Tim Russert was a heart – attack candidate as far back as 1998, according to Dr. James Ehrlich, medical director at Heart Check Washington, which imaged Russert 10 years ago.
Technicians stuffed Russert inside an electron beam computed tomography machine. The machine, which measures arterial calcium buildup, gave Russert a score of 210. A good score is under 10.
“When he came into our center in 1998, he was at a similar risk as a person who had already had a heart attack,” Ehrlich told me.
Ehrlich is also medical director of Colorado Heart & Body Imaging in Denver. I first met him in 2004 after having my own heart scanned at a competing clinic.
Like Russert, I sit at a desk every day working on what could be a heart attack. My score was 11, but that was four years ago. I should get it checked again, but the test costs $395 and insurance companies won’t pay for it.
Imagine this. General Electric, which owns NBC, where Russert worked, makes $1.6 million EBCT machines to painlessly check people for plaque. But when employees of GE companies go to get one of these tests, their GE-sponsored health insurance doesn’t cover it.
Insurers have long classified the test as experimental. This not only serves as an economic barrier but discredits the technology to the point where many physicians won’t recommend it.

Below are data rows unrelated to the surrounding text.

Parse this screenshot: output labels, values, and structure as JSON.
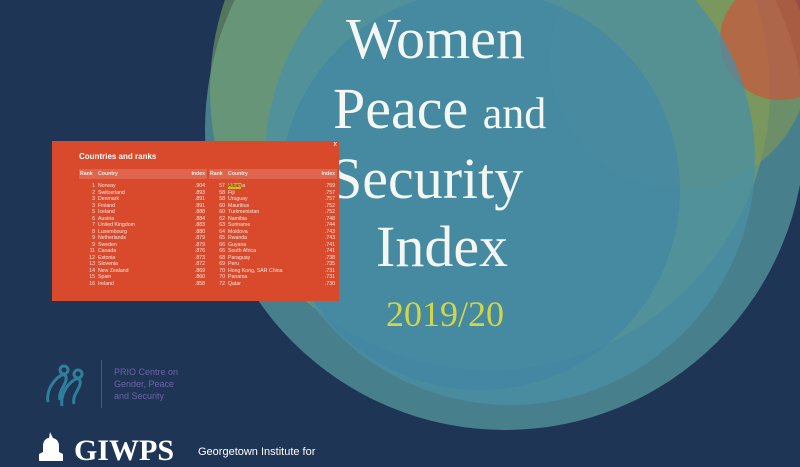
{
  "cover": {
    "title_line1": "Women",
    "title_line2_a": "Peace ",
    "title_line2_b": "and",
    "title_line3": "Security",
    "title_line4": "Index",
    "year": "2019/20"
  },
  "ranks_panel": {
    "heading": "Countries and ranks",
    "col_rank": "Rank",
    "col_country": "Country",
    "col_index": "Index",
    "close_label": "x",
    "left_rows": [
      {
        "rank": "1",
        "country": "Norway",
        "index": ".904"
      },
      {
        "rank": "2",
        "country": "Switzerland",
        "index": ".893"
      },
      {
        "rank": "3",
        "country": "Denmark",
        "index": ".891"
      },
      {
        "rank": "3",
        "country": "Finland",
        "index": ".891"
      },
      {
        "rank": "5",
        "country": "Iceland",
        "index": ".888"
      },
      {
        "rank": "6",
        "country": "Austria",
        "index": ".884"
      },
      {
        "rank": "7",
        "country": "United Kingdom",
        "index": ".883"
      },
      {
        "rank": "8",
        "country": "Luxembourg",
        "index": ".880"
      },
      {
        "rank": "9",
        "country": "Netherlands",
        "index": ".879"
      },
      {
        "rank": "9",
        "country": "Sweden",
        "index": ".879"
      },
      {
        "rank": "11",
        "country": "Canada",
        "index": ".876"
      },
      {
        "rank": "12",
        "country": "Estonia",
        "index": ".873"
      },
      {
        "rank": "13",
        "country": "Slovenia",
        "index": ".872"
      },
      {
        "rank": "14",
        "country": "New Zealand",
        "index": ".869"
      },
      {
        "rank": "15",
        "country": "Spain",
        "index": ".860"
      },
      {
        "rank": "16",
        "country": "Ireland",
        "index": ".858"
      }
    ],
    "right_rows": [
      {
        "rank": "57",
        "country_hl": "Alban",
        "country": "ia",
        "index": ".759"
      },
      {
        "rank": "58",
        "country": "Fiji",
        "index": ".757"
      },
      {
        "rank": "58",
        "country": "Uruguay",
        "index": ".757"
      },
      {
        "rank": "60",
        "country": "Mauritius",
        "index": ".752"
      },
      {
        "rank": "60",
        "country": "Turkmenistan",
        "index": ".752"
      },
      {
        "rank": "62",
        "country": "Namibia",
        "index": ".748"
      },
      {
        "rank": "63",
        "country": "Suriname",
        "index": ".744"
      },
      {
        "rank": "64",
        "country": "Moldova",
        "index": ".743"
      },
      {
        "rank": "65",
        "country": "Rwanda",
        "index": ".743"
      },
      {
        "rank": "66",
        "country": "Guyana",
        "index": ".741"
      },
      {
        "rank": "66",
        "country": "South Africa",
        "index": ".741"
      },
      {
        "rank": "68",
        "country": "Paraguay",
        "index": ".738"
      },
      {
        "rank": "69",
        "country": "Peru",
        "index": ".735"
      },
      {
        "rank": "70",
        "country": "Hong Kong, SAR China",
        "index": ".731"
      },
      {
        "rank": "70",
        "country": "Panama",
        "index": ".731"
      },
      {
        "rank": "72",
        "country": "Qatar",
        "index": ".730"
      }
    ]
  },
  "prio": {
    "line1": "PRIO Centre on",
    "line2": "Gender, Peace",
    "line3": "and Security"
  },
  "giwps": {
    "name": "GIWPS",
    "desc": "Georgetown Institute for"
  },
  "colors": {
    "background": "#1f3556",
    "panel": "#d9492b",
    "year": "#cfd64a",
    "title": "#f4f6f2"
  }
}
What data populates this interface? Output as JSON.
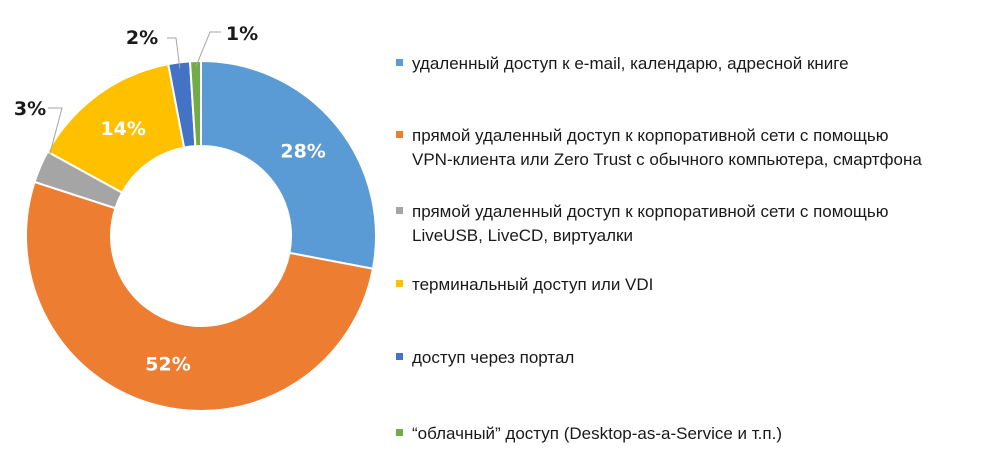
{
  "chart_data": {
    "type": "pie",
    "variant": "donut",
    "title": "",
    "categories": [
      "удаленный доступ к e-mail, календарю, адресной книге",
      "прямой удаленный доступ к корпоративной сети с помощью VPN-клиента или Zero Trust с обычного компьютера, смартфона",
      "прямой удаленный доступ к корпоративной сети с помощью LiveUSB, LiveCD, виртуалки",
      "терминальный доступ или VDI",
      "доступ через портал",
      "“облачный” доступ (Desktop-as-a-Service и т.п.)"
    ],
    "values": [
      28,
      52,
      3,
      14,
      2,
      1
    ],
    "labels": [
      "28%",
      "52%",
      "3%",
      "14%",
      "2%",
      "1%"
    ],
    "colors": [
      "#5b9bd5",
      "#ed7d31",
      "#a5a5a5",
      "#ffc000",
      "#4472c4",
      "#70ad47"
    ],
    "legend_position": "right"
  },
  "legend": {
    "lines": [
      [
        "удаленный доступ к e-mail, календарю, адресной книге"
      ],
      [
        "прямой удаленный доступ к корпоративной сети с помощью",
        "VPN-клиента или Zero Trust с обычного компьютера, смартфона"
      ],
      [
        "прямой удаленный доступ к корпоративной сети с помощью",
        "LiveUSB, LiveCD, виртуалки"
      ],
      [
        "терминальный доступ или VDI"
      ],
      [
        "доступ через портал"
      ],
      [
        "“облачный” доступ (Desktop-as-a-Service и т.п.)"
      ]
    ]
  }
}
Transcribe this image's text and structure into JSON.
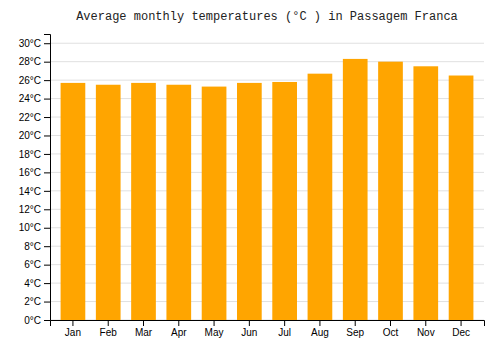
{
  "chart_data": {
    "type": "bar",
    "title": "Average monthly temperatures (°C ) in Passagem Franca",
    "categories": [
      "Jan",
      "Feb",
      "Mar",
      "Apr",
      "May",
      "Jun",
      "Jul",
      "Aug",
      "Sep",
      "Oct",
      "Nov",
      "Dec"
    ],
    "values": [
      25.7,
      25.5,
      25.7,
      25.5,
      25.3,
      25.7,
      25.8,
      26.7,
      28.3,
      28.0,
      27.5,
      26.5
    ],
    "color": "#FFA500",
    "ylim": [
      0,
      31
    ],
    "yticks": [
      {
        "value": 0,
        "label": "0°C"
      },
      {
        "value": 2,
        "label": "2°C"
      },
      {
        "value": 4,
        "label": "4°C"
      },
      {
        "value": 6,
        "label": "6°C"
      },
      {
        "value": 8,
        "label": "8°C"
      },
      {
        "value": 10,
        "label": "10°C"
      },
      {
        "value": 12,
        "label": "12°C"
      },
      {
        "value": 14,
        "label": "14°C"
      },
      {
        "value": 16,
        "label": "16°C"
      },
      {
        "value": 18,
        "label": "18°C"
      },
      {
        "value": 20,
        "label": "20°C"
      },
      {
        "value": 22,
        "label": "22°C"
      },
      {
        "value": 24,
        "label": "24°C"
      },
      {
        "value": 26,
        "label": "26°C"
      },
      {
        "value": 28,
        "label": "28°C"
      },
      {
        "value": 30,
        "label": "30°C"
      }
    ],
    "grid": true
  }
}
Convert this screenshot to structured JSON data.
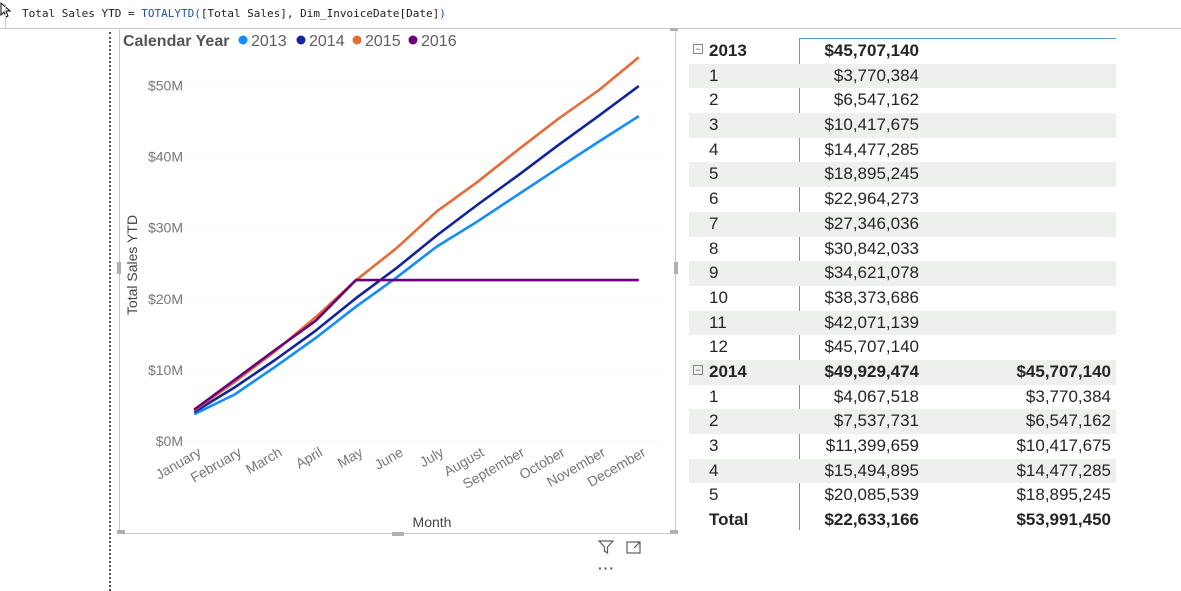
{
  "formula_bar": {
    "measure": "Total Sales YTD = ",
    "function": "TOTALYTD(",
    "arg1": "[Total Sales]",
    "sep": ", ",
    "arg2": "Dim_InvoiceDate[Date]",
    "close": ")"
  },
  "legend": {
    "title": "Calendar Year",
    "items": [
      {
        "label": "2013",
        "color": "#118dff"
      },
      {
        "label": "2014",
        "color": "#12239e"
      },
      {
        "label": "2015",
        "color": "#e66c37"
      },
      {
        "label": "2016",
        "color": "#6b007b"
      }
    ]
  },
  "chart_data": {
    "type": "line",
    "xlabel": "Month",
    "ylabel": "Total Sales YTD",
    "categories": [
      "January",
      "February",
      "March",
      "April",
      "May",
      "June",
      "July",
      "August",
      "September",
      "October",
      "November",
      "December"
    ],
    "ylim": [
      0,
      55000000
    ],
    "yticks": [
      "$0M",
      "$10M",
      "$20M",
      "$30M",
      "$40M",
      "$50M"
    ],
    "ytick_values": [
      0,
      10000000,
      20000000,
      30000000,
      40000000,
      50000000
    ],
    "grid": true,
    "legend_position": "top-left",
    "series": [
      {
        "name": "2013",
        "color": "#118dff",
        "values": [
          3770384,
          6547162,
          10417675,
          14477285,
          18895245,
          22964273,
          27346036,
          30842033,
          34621078,
          38373686,
          42071139,
          45707140
        ]
      },
      {
        "name": "2014",
        "color": "#12239e",
        "values": [
          4067518,
          7537731,
          11399659,
          15494895,
          20085539,
          24300000,
          28900000,
          33200000,
          37300000,
          41600000,
          45700000,
          49929474
        ]
      },
      {
        "name": "2015",
        "color": "#e66c37",
        "values": [
          4300000,
          8300000,
          12600000,
          17400000,
          22600000,
          27100000,
          32300000,
          36400000,
          40900000,
          45300000,
          49300000,
          53991450
        ]
      },
      {
        "name": "2016",
        "color": "#6b007b",
        "values": [
          4400000,
          8600000,
          12800000,
          16900000,
          22633166,
          22633166,
          22633166,
          22633166,
          22633166,
          22633166,
          22633166,
          22633166
        ]
      }
    ]
  },
  "table": {
    "rows": [
      {
        "label": "2013",
        "v1": "$45,707,140",
        "v2": "",
        "bold": true,
        "toggle": "⊟",
        "alt": false
      },
      {
        "label": "1",
        "v1": "$3,770,384",
        "v2": "",
        "alt": true
      },
      {
        "label": "2",
        "v1": "$6,547,162",
        "v2": "",
        "alt": false
      },
      {
        "label": "3",
        "v1": "$10,417,675",
        "v2": "",
        "alt": true
      },
      {
        "label": "4",
        "v1": "$14,477,285",
        "v2": "",
        "alt": false
      },
      {
        "label": "5",
        "v1": "$18,895,245",
        "v2": "",
        "alt": true
      },
      {
        "label": "6",
        "v1": "$22,964,273",
        "v2": "",
        "alt": false
      },
      {
        "label": "7",
        "v1": "$27,346,036",
        "v2": "",
        "alt": true
      },
      {
        "label": "8",
        "v1": "$30,842,033",
        "v2": "",
        "alt": false
      },
      {
        "label": "9",
        "v1": "$34,621,078",
        "v2": "",
        "alt": true
      },
      {
        "label": "10",
        "v1": "$38,373,686",
        "v2": "",
        "alt": false
      },
      {
        "label": "11",
        "v1": "$42,071,139",
        "v2": "",
        "alt": true
      },
      {
        "label": "12",
        "v1": "$45,707,140",
        "v2": "",
        "alt": false
      },
      {
        "label": "2014",
        "v1": "$49,929,474",
        "v2": "$45,707,140",
        "bold": true,
        "toggle": "⊟",
        "alt": true
      },
      {
        "label": "1",
        "v1": "$4,067,518",
        "v2": "$3,770,384",
        "alt": false
      },
      {
        "label": "2",
        "v1": "$7,537,731",
        "v2": "$6,547,162",
        "alt": true
      },
      {
        "label": "3",
        "v1": "$11,399,659",
        "v2": "$10,417,675",
        "alt": false
      },
      {
        "label": "4",
        "v1": "$15,494,895",
        "v2": "$14,477,285",
        "alt": true
      },
      {
        "label": "5",
        "v1": "$20,085,539",
        "v2": "$18,895,245",
        "alt": false
      },
      {
        "label": "Total",
        "v1": "$22,633,166",
        "v2": "$53,991,450",
        "bold": true,
        "total": true,
        "alt": false
      }
    ]
  },
  "icons": {
    "filter": "filter-icon",
    "focus": "focus-mode-icon",
    "more": "more-options-icon",
    "more_glyph": "···"
  }
}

“The scientific research is unproven,” said Cheryl Randolph, spokeswoman for UnitedHealthcare, one of the nation’s largest managed-care payers.
Medicare will pay for this test in some cases but has expressed concern that the tests sometimes are done on people with no signs of heart disease, unnecessarily exposing them to radiation risk.
Dr. Matthew Budoff of the Harbor-UCLA Medical Center wrote the expert-consensus article on heart scans in 2006. He concluded the technology will save lives and money.
“The simple economics of coronary calcium scanning will save significant costs to health care,” Budoff e-mailed me Monday.
For example, people with high cholesterol may not need expensive cholesterol-lowering drugs if tests show their arteries are clean.
A heart scan also can show if treatment is actually working.
“If Tim Russert had come back for another test, his score would have been over 2,000,” said Ehr lich. “That would have alarmed his doctors and increased his compliance” with his treatment.
Instead, we hear reports that Russert passed a stress test with flying colors six weeks before his sudden and unexpected death.
Russert’s life came to the same end as Wendy’s Dave Thomas, Enron’s Ken Lay and a runner named Jim Fixx, who seemed so fit. These are just celebrity faces of a tragedy that happens daily.
“About 25 percent of Americans over 50 are at similar risk that Tim Russert was in 1998,” according to Ehrlich, “and yet their doctors don’t know who they are.”
Ehrlich says the stance managed-care providers have taken is killing thousands of people a year.
Bruce Friedman, president of Heart Check Washington, alleges these companies don’t want to know about customers in the advanced stages of heart disease because they fear it could lead to more angioplasties and other expensive procedures.
It’s cheaper if people needing this kind of work just fall over dead.
“It’s a business decision,” Friedman said. “It’s cold.”